An organization should also define what security means in an organization through the programs that the security program leader owns, as well as the security policies and processes that fall under it. Security means different things to different people because it touches everything, so applying a definition will reduce confusion and the conversations about accountability will finally go away.
Security Communication Systems
Communication is incredibly important for a successful security program. The primary goal of a security program is to aid everyone in that business with making informed decisions. The communication system will be the means that people send and receive information regarding the security program, which enables the best decision making.
It’s ironic then that these systems are so important but have been dramatically lacking through each cycle. I’ve seen security programs that don’t present any information to programs that present endless loops of assessment reports and most recently, dashboards that look pretty and present random information but don’t necessarily support decision-making for the people that need it.
What to do:
Organizations need to define all the communication inputs and outputs for their system and make an inventory of decisions that need to be made by everyone involved.
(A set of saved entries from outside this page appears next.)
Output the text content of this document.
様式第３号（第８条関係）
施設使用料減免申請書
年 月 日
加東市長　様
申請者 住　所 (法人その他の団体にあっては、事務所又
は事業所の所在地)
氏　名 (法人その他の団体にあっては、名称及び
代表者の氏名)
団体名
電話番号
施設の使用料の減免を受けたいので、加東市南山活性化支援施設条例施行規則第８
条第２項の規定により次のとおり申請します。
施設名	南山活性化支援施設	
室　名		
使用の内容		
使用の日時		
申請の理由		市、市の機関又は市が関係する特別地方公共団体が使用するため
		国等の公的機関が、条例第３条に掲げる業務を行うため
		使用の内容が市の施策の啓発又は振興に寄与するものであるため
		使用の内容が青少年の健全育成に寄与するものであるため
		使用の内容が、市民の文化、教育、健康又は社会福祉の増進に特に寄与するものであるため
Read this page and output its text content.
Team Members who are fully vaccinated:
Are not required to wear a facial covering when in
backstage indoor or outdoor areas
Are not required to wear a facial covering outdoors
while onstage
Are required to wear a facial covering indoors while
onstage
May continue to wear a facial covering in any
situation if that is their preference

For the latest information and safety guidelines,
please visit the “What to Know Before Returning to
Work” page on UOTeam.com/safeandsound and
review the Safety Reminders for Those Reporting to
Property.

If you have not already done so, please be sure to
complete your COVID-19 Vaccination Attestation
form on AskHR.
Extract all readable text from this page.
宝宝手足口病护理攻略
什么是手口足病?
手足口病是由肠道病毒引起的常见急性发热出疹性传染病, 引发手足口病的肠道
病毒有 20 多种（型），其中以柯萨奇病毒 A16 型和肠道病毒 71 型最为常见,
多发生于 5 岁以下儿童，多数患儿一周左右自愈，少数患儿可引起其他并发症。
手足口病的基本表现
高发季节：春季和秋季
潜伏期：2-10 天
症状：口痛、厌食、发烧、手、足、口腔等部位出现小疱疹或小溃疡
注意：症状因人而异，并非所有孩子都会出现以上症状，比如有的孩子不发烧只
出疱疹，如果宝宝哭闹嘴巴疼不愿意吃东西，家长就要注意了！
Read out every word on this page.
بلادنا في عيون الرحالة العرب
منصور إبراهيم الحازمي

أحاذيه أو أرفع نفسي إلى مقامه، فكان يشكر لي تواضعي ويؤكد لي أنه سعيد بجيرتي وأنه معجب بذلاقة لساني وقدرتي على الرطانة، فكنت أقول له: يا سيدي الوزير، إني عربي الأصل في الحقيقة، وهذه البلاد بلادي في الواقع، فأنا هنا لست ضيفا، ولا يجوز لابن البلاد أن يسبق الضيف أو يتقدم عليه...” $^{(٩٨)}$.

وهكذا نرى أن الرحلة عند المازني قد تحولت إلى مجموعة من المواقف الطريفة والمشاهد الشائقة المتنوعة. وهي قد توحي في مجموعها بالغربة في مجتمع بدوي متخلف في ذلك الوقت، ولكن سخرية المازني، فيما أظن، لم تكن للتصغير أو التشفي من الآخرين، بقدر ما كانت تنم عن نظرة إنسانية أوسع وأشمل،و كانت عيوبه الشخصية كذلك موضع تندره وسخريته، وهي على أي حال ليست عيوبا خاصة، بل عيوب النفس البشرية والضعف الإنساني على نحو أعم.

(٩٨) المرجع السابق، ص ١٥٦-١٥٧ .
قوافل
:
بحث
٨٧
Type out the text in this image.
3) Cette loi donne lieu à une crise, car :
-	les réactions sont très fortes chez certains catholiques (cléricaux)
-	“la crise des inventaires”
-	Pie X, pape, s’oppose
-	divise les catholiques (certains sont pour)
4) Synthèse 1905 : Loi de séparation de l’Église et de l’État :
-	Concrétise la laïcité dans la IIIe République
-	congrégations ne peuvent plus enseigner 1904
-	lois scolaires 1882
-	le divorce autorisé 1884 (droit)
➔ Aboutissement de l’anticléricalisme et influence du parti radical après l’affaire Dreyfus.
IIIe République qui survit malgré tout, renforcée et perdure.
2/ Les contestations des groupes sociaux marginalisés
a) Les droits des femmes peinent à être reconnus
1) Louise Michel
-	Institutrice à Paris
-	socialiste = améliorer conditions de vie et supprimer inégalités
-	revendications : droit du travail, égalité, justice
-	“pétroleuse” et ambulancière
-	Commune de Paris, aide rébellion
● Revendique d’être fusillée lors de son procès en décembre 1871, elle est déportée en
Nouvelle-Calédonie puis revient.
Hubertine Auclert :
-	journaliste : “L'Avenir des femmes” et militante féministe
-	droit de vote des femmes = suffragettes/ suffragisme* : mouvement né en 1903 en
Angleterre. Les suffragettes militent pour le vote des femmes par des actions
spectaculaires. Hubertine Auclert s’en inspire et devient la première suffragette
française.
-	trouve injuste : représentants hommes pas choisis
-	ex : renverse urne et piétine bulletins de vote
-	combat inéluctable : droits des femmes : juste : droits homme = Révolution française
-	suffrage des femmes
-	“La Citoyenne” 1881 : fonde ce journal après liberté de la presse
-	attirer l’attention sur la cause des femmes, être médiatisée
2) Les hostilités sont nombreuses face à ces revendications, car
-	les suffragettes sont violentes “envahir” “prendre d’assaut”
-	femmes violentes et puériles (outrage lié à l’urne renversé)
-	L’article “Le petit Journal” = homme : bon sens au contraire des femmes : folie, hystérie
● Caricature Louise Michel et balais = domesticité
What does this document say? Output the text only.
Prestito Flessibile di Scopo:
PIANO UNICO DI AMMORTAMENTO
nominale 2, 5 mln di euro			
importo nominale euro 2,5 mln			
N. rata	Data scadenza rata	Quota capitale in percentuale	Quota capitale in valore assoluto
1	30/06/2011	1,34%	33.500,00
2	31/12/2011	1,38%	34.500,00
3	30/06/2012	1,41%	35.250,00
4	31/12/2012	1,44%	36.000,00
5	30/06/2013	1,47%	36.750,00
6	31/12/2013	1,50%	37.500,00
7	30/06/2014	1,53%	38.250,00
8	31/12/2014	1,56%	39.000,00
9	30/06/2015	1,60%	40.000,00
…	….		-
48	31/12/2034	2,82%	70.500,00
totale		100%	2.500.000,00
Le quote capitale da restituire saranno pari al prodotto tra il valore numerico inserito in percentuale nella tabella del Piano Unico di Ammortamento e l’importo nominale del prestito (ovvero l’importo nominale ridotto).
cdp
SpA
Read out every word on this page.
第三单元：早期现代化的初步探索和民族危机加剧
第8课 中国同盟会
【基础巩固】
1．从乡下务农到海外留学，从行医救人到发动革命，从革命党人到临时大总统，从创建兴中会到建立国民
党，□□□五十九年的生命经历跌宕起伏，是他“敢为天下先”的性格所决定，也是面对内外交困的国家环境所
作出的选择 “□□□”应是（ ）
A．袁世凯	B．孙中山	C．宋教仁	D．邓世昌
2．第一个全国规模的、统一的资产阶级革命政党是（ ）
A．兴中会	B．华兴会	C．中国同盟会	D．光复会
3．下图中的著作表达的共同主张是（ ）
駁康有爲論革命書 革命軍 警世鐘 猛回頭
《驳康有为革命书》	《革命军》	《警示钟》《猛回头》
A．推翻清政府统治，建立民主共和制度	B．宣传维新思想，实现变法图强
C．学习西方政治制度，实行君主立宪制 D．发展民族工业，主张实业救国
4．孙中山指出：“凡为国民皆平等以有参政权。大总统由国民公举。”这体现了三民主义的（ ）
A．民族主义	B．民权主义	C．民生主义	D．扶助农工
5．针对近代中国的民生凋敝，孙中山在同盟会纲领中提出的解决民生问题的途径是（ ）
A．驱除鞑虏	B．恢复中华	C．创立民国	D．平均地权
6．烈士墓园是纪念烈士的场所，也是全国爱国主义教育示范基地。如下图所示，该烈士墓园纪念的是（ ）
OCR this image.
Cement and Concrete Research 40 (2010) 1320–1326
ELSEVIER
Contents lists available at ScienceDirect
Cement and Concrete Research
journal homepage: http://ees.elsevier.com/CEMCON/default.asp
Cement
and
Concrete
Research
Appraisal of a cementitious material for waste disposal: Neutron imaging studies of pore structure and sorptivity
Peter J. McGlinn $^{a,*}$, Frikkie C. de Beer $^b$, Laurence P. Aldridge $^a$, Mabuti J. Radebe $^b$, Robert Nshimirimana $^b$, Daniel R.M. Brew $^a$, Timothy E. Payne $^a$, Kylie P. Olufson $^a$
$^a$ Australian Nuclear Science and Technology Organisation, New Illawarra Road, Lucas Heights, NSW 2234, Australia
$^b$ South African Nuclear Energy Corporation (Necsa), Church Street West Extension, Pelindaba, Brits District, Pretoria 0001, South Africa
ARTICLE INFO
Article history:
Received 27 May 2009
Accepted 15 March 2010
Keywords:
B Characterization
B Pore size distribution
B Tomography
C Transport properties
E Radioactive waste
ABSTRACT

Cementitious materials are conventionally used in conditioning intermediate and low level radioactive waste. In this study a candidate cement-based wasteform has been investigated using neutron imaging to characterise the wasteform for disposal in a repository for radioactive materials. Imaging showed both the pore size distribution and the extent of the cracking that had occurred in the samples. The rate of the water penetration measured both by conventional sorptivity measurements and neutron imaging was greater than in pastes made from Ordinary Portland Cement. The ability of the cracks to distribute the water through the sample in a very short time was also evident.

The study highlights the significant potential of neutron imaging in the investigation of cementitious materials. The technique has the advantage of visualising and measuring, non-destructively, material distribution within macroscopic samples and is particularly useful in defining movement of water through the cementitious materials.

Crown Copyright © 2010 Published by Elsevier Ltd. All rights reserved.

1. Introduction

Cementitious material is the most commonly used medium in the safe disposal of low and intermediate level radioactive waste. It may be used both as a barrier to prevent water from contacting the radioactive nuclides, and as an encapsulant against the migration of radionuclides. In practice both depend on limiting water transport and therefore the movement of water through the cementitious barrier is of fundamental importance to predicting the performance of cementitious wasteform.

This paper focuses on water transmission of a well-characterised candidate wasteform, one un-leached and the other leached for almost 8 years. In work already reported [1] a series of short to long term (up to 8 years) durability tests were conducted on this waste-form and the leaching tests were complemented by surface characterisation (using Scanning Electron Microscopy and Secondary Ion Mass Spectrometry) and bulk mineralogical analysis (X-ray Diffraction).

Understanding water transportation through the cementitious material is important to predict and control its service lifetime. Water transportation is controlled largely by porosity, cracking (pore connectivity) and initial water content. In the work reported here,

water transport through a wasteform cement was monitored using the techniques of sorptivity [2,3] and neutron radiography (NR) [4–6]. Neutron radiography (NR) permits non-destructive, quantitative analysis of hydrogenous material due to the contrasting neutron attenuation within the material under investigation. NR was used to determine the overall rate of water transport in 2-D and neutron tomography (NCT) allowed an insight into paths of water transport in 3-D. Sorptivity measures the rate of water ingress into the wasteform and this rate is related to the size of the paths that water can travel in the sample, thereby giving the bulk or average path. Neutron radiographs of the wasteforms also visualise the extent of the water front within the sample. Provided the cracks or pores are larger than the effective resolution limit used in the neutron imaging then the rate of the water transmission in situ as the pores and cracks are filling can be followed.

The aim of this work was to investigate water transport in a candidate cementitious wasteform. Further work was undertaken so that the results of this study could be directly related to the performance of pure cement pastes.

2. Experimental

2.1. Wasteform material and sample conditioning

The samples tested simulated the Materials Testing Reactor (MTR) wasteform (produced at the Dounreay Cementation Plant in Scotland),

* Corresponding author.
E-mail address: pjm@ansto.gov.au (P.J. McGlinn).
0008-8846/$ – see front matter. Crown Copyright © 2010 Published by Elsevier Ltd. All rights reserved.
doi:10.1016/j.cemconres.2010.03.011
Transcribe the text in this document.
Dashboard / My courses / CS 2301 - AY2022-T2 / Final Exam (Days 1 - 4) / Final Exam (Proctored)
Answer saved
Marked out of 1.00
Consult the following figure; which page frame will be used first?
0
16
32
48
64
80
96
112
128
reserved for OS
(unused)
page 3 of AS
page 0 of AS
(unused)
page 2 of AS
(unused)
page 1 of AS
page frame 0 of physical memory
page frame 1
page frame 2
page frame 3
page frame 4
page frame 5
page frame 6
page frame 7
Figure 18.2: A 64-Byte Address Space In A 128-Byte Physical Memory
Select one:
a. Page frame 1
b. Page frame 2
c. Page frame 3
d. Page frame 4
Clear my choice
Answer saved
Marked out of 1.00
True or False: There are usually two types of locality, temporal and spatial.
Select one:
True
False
If this is your primary driver of requirements, you can ensure that your system communicates in a way that supports the informed decision making your program needs.
I also like to define the communication system in my program charter to help the organization understand what it is and how it supports everyone involved. An effective communication system is different than a dashboard that doesn’t do anything other than look pretty. “Pretty” doesn’t help make decisions, and decisions are what organizations need to make progress.
This article was originally posted as an article on my LinkedIn account.